El senador Lucena, una vez enterado de que se implementaría un protocolo de control de concurrencia al Senado con el objetivo de despedir a quienes no cumplieran con sus obligaciones, pidió a un asesor que le consiguiera el teléfono de la Dirección de Recursos Humanos. Cuando lo tuvo, interrumpió su jornada para hacer el llamado.

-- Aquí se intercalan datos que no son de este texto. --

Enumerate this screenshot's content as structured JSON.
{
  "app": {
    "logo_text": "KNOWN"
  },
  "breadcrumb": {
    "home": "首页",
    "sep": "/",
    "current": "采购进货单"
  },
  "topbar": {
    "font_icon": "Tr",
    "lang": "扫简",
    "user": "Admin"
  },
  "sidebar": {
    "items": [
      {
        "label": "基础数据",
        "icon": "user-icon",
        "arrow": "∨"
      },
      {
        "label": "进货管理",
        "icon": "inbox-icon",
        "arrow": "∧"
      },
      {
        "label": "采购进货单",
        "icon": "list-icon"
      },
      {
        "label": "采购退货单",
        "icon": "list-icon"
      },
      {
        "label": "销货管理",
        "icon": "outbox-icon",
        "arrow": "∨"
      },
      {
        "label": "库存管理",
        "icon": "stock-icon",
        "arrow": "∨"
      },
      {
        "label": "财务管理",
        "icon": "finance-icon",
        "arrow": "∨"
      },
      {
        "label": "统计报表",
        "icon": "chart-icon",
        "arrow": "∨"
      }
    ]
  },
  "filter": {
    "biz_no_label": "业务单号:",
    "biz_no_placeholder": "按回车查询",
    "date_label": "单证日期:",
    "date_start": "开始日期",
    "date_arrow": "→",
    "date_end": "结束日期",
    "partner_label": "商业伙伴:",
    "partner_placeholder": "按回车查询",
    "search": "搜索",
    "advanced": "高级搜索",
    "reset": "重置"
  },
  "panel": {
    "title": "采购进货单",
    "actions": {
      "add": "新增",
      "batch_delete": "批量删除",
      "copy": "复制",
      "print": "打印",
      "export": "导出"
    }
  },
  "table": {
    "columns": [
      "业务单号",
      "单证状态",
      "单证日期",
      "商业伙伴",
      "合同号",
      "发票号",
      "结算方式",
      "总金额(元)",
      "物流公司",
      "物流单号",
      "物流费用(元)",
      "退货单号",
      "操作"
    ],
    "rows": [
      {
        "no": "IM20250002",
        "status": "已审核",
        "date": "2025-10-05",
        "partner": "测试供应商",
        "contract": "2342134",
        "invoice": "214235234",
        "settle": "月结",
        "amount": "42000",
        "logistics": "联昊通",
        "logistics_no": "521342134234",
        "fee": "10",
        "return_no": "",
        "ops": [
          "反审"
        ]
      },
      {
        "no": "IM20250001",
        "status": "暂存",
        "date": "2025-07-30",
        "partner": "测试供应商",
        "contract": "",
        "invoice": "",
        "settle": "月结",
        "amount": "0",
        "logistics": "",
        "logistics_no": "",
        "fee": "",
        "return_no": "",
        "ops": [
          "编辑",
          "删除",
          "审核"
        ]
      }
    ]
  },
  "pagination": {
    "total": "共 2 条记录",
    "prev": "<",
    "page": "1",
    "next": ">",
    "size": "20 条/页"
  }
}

—Recursos Humanos, buen día.
—Hola, ¿qué tal? Habla el doctor Lucena. Quería averiguar cómo tendría que hacer para presentar mi renuncia.
—Gusto de oírlo, doctor —sonrió Melina, la empleada, al otro lado del teléfono—. ¿Va a renunciar? ¿Pasó algo?
—Y, por este tema, viste… de los presentes. Antes de hacer un papelón, me voy solo —contestó Lucena. En el micrófono del teléfono se colaban graznidos de gaviotas y el oleaje del mar.
—Acá está su gin tonic —escuchó Melina en la voz de otra mujer.
—Muchas gracias —susurró el senador.
—Doctor, pero esto es para los empleados nada más —afirmó Melina.
—¿En serio? Mirá qué buena noticia —dijo y empezó a reír—. Ya me la veía negra. Menos mal que me avisaste. Te voy a llevar unas medialunas ahí para la oficina. El lunes. El que viene no, el otro lunes.
—No hace falta, doctor —contestó Melina, condescendiente—. Que tenga buen día.
Después de cortar, el senador Lucena se empezó a reír, tentado en la reposera del balneario.
—¿Y? ¿Qué te dijo? —preguntó una chica, veinte años más joven, que tomaba sol con él.
—No pasa nada, mi amor. Falsa alarma —sonrió Lucena—. Ah, pero vos sí —cambió el tono por uno más serio—. Tenés que volver mañana o bancarte el sumario que te hagan por las ausencias.